Bandung mungkin familiar dengan tempat-tempatnya yg ikonik seperti Braga, Cihampelas, Dago, DU (Dipatiukur) & daerah lainnya yg biasa dijadikan muda-mudi tempat tongkrongan. Buat rekreasi alam sendiri, Bandung terkenal dengan daerahnya yg sejuk di Pangalengan, Ciwidey, & Lembang.

Nah, sayangnya saya gak tinggal di tampat-tempat di atas tersebut. Satu bulan lalu, saya pindahan ke suatu desa terpencil bernama Pinggirsari yg berjarak 25 kilometer dari pusat kota Bandung. Iya, migrasi kota-desa. Gakculture shockgimana buat saya yg bertahun-tahun tinggal di pinggir kota, tiba-tiba hidup di pelosok Bandung, hahaha.

Ketimbang disebutculture shock, beberapa poin ini jadi hal unik tersendiri buat sayayang tentunya jarang ditemukan di pusat kota, khususnya Bandung.
1. Nikah setelah lulus SMA
Di kampung saya sendiri, gak ada satupun lulusan SMA yg kuliah. Usia 18 tahun itu batas maksimal perkawinan untuk perempuan. Di usia saya, rata-rata mereka udah hamil anak kedua. Bayangkan nasib saya yg terkesan jadi 'perawan tua' di umur yg masih 22 tahun!

2. Hamil berjamaah
Yang ini gokil & bikin saya tercengang, sih. Saya kira cuma satu-dua orang yg kebetulan hamil barengan. Setelah dikit-dikit kenal, ternyata ada sekitar 10 warga kampung yg hamil dengan rentan usia yg gak jauh beda. Ehem, siap-siap harus ngado nih saya
emoticon-Smilie


3. Sikap gotong-royong yg sangat kental
Di hari saya pindahan, satu RT bantu-bantu angkut barang dari jalan utama ke rumah yg aksesnya bukan main naik-turun & terjal. Tapi, gak ada satupun yg mau dikasih upah, bahkan anak-anak kecil sekalipun.

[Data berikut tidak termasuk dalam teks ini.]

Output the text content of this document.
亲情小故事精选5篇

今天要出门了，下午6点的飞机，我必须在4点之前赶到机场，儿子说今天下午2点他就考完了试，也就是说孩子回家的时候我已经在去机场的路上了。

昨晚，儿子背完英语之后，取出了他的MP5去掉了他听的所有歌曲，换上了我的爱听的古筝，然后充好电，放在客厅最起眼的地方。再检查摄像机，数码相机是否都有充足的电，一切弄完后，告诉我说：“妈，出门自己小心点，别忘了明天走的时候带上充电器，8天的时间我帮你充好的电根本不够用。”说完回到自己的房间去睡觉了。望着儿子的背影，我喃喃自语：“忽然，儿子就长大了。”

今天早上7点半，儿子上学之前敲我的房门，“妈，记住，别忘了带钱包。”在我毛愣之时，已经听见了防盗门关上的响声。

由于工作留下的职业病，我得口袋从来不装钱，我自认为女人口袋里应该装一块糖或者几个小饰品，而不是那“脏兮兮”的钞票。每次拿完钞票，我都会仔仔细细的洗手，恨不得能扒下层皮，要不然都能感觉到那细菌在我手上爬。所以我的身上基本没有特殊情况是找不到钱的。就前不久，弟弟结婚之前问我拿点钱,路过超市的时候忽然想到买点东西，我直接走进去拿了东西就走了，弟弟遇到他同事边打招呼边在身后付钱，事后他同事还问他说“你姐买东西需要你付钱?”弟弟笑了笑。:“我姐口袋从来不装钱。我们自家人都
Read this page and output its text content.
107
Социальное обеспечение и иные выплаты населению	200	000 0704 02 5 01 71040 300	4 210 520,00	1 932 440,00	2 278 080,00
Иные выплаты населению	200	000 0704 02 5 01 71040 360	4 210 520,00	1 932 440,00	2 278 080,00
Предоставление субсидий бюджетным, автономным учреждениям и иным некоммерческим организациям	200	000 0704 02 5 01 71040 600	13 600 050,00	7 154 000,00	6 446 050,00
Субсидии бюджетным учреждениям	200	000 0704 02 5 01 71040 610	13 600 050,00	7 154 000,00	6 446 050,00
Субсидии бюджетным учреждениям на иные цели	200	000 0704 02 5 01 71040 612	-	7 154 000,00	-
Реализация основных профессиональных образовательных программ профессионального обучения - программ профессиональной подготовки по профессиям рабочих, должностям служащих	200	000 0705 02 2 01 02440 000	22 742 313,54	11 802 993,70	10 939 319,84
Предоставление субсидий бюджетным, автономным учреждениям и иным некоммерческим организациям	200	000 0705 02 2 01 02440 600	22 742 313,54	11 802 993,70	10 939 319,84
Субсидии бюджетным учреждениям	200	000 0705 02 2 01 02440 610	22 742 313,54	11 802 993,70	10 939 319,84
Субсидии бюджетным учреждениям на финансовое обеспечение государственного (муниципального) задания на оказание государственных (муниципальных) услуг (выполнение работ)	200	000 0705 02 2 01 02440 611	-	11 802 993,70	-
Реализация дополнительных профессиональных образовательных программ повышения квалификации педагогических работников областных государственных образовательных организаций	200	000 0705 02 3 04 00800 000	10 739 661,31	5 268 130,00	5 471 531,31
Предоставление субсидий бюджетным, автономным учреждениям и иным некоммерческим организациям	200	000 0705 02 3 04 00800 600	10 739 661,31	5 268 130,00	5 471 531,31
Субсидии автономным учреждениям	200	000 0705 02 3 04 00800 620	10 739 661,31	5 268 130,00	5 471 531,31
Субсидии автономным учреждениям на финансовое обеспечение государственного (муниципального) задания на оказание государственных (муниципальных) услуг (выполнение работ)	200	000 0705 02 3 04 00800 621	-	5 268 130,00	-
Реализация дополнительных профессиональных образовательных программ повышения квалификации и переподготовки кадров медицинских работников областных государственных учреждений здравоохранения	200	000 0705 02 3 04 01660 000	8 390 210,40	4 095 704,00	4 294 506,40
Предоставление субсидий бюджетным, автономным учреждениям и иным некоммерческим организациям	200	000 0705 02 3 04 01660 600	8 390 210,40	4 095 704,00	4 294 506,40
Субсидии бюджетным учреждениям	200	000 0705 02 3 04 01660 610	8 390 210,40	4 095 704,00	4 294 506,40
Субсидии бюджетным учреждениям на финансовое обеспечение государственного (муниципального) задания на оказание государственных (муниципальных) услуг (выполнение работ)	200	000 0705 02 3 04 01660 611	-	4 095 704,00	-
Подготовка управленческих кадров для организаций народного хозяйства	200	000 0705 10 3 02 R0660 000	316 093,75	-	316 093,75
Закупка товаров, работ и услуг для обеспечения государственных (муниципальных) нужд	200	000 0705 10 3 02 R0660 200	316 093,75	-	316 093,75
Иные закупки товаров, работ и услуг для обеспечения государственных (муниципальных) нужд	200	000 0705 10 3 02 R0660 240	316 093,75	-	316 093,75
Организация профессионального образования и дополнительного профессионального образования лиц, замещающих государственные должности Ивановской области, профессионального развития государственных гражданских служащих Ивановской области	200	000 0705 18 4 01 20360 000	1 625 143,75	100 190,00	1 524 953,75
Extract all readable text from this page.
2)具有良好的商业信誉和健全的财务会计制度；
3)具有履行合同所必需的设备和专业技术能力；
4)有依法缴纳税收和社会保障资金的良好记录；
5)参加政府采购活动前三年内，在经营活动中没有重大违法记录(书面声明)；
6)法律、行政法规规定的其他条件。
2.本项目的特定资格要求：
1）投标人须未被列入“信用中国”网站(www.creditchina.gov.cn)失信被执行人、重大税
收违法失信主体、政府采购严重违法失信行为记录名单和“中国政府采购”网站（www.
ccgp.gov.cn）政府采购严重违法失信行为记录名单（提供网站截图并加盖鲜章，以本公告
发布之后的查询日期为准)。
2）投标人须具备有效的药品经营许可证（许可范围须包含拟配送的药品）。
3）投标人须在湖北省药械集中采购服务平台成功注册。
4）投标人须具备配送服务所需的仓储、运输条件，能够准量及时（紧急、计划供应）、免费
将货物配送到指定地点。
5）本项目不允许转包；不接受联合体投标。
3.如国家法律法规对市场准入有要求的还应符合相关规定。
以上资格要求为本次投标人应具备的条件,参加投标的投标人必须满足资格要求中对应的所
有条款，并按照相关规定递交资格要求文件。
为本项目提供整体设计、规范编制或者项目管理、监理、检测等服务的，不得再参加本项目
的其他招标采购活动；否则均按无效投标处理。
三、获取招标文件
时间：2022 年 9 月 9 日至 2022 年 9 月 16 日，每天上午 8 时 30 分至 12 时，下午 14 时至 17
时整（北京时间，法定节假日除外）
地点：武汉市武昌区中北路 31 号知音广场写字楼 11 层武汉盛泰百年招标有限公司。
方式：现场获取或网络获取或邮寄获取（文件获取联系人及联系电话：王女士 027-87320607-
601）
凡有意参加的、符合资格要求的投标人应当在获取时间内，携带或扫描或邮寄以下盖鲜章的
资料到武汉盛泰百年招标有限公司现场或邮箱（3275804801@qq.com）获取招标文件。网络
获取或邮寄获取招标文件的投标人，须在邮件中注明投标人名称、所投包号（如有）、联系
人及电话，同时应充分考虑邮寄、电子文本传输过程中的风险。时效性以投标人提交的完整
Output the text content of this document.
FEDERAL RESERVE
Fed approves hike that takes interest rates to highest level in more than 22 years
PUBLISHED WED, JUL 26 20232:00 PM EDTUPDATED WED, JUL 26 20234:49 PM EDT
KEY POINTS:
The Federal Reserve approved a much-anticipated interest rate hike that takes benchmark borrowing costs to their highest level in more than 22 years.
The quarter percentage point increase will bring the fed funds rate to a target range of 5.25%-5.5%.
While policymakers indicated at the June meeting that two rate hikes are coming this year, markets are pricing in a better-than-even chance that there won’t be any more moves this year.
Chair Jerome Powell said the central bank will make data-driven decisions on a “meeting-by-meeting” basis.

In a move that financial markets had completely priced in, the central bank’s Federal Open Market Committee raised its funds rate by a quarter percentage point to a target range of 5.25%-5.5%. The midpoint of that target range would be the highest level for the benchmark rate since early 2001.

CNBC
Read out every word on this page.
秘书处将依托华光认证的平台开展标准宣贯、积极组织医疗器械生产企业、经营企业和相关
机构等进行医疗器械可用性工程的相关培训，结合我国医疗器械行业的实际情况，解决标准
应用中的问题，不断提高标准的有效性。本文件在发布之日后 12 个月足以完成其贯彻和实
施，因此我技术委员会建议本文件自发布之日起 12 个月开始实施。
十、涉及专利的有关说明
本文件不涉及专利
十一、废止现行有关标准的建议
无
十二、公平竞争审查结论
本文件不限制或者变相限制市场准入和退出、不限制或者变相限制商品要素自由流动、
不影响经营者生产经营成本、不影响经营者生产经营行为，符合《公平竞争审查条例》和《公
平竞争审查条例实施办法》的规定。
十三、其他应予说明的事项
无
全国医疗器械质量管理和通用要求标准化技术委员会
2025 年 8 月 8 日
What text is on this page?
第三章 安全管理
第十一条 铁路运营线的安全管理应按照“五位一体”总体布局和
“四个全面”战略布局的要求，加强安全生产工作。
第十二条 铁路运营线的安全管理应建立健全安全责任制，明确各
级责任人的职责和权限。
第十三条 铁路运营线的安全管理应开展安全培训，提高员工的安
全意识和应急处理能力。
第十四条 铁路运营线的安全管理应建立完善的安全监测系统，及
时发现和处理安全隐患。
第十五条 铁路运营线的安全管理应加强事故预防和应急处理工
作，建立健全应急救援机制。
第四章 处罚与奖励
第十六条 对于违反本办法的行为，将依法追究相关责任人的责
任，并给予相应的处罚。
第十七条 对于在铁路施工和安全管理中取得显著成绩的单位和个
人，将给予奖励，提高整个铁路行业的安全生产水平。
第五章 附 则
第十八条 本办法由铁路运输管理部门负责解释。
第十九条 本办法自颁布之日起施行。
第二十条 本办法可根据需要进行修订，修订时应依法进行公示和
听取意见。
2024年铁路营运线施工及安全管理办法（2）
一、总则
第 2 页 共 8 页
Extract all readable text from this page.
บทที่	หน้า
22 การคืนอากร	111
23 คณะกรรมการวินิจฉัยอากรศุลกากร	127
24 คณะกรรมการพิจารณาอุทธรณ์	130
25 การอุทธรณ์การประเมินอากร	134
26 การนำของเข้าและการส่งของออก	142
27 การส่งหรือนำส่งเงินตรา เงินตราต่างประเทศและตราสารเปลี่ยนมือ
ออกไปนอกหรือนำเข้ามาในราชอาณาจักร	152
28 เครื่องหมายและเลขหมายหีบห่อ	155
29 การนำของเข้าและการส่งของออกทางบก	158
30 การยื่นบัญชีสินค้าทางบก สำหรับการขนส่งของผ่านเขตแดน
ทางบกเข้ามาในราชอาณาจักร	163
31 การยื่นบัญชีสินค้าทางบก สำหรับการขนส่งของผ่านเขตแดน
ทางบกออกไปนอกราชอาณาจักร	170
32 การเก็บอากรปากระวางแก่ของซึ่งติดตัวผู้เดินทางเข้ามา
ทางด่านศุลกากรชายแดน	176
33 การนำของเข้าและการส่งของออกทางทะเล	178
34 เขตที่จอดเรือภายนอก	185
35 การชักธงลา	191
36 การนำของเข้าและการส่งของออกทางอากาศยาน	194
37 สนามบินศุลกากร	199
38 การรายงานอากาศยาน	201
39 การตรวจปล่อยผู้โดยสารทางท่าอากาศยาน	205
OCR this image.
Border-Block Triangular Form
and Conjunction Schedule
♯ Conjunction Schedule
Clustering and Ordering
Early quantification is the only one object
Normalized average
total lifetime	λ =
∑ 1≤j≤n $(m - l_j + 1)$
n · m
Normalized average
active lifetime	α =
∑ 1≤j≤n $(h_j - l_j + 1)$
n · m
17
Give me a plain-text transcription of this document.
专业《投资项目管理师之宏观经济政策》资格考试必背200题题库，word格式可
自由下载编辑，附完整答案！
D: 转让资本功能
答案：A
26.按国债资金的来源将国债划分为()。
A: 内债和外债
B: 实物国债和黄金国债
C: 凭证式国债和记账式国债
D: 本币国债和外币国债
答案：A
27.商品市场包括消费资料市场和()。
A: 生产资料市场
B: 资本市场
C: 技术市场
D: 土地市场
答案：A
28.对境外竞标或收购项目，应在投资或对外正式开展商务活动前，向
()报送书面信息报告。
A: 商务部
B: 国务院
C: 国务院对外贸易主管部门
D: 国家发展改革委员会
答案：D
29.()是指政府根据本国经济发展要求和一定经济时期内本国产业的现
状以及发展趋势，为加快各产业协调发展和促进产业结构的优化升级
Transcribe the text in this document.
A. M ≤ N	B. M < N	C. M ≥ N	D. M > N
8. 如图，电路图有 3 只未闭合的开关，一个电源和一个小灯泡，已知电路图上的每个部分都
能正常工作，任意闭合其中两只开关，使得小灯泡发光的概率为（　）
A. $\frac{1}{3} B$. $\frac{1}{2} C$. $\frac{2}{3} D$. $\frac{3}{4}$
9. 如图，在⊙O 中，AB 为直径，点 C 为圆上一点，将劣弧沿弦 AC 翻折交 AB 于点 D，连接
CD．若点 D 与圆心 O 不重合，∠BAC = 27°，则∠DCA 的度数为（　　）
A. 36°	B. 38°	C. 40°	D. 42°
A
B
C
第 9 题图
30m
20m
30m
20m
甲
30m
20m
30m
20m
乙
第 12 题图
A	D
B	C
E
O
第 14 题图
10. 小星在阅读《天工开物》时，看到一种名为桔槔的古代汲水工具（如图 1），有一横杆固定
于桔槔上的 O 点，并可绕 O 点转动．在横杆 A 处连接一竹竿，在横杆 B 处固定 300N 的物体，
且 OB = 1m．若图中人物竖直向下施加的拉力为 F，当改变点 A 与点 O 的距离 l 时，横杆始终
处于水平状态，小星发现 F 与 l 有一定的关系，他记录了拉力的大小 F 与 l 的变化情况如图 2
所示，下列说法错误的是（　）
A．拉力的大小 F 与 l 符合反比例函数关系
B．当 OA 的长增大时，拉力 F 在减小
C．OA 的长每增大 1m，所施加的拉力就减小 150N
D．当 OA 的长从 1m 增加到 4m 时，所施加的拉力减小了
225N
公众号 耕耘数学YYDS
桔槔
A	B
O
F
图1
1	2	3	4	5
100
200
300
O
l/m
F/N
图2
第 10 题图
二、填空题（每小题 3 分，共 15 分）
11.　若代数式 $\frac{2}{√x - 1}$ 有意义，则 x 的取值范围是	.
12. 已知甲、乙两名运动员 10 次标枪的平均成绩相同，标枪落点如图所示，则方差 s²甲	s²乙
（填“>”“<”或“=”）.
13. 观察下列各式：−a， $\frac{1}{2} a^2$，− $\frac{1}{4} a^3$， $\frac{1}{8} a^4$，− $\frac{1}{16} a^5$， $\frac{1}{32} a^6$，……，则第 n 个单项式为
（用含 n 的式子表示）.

Gak hingga di sana, keesokan harinya banyak warga yg berkunjung cuma buat 'say hai', ngasih buah pertanian, sampe nawarin bantuan kalo-kalo ada yg diperlukan. Jelas jauh sama tempat tinggal lama saya, yg hubungannya lebih ke masing-masing aja.

4. Ibu-ibu & bapak-bapak perkasa
Satu cerita pas pindahan, saya & keluarga dibuat kaget ngeliat salah seorang warga yg mengangkut lemari berbahan jati sendirian. Lewat jalan setapak yg curam, memanggul lemari yg beratnya gak main-main. Jantungan saya!

Eh, usut punya usut, ternyata warga di sini emang segitu kuatnya. Karena di kecamatan Arjasari dipenuhi kebun jagung, mereka terbiasa memanggul karung berisi jagung dengan berat 60-80 kg.

Ibu-ibunya sendiri pada jagoan bawa motor di jalanan yg menurut saya ekstrim. Kalangan pesayangoff-roadudah jelas kalah dibandharap para ibu tangguh ini. Cuma bermodal motormatic, dengan mudahnya mereka menaklukkan gunung lewati lembah demi nganterin anak sekolah, wkwk. Salut, deh!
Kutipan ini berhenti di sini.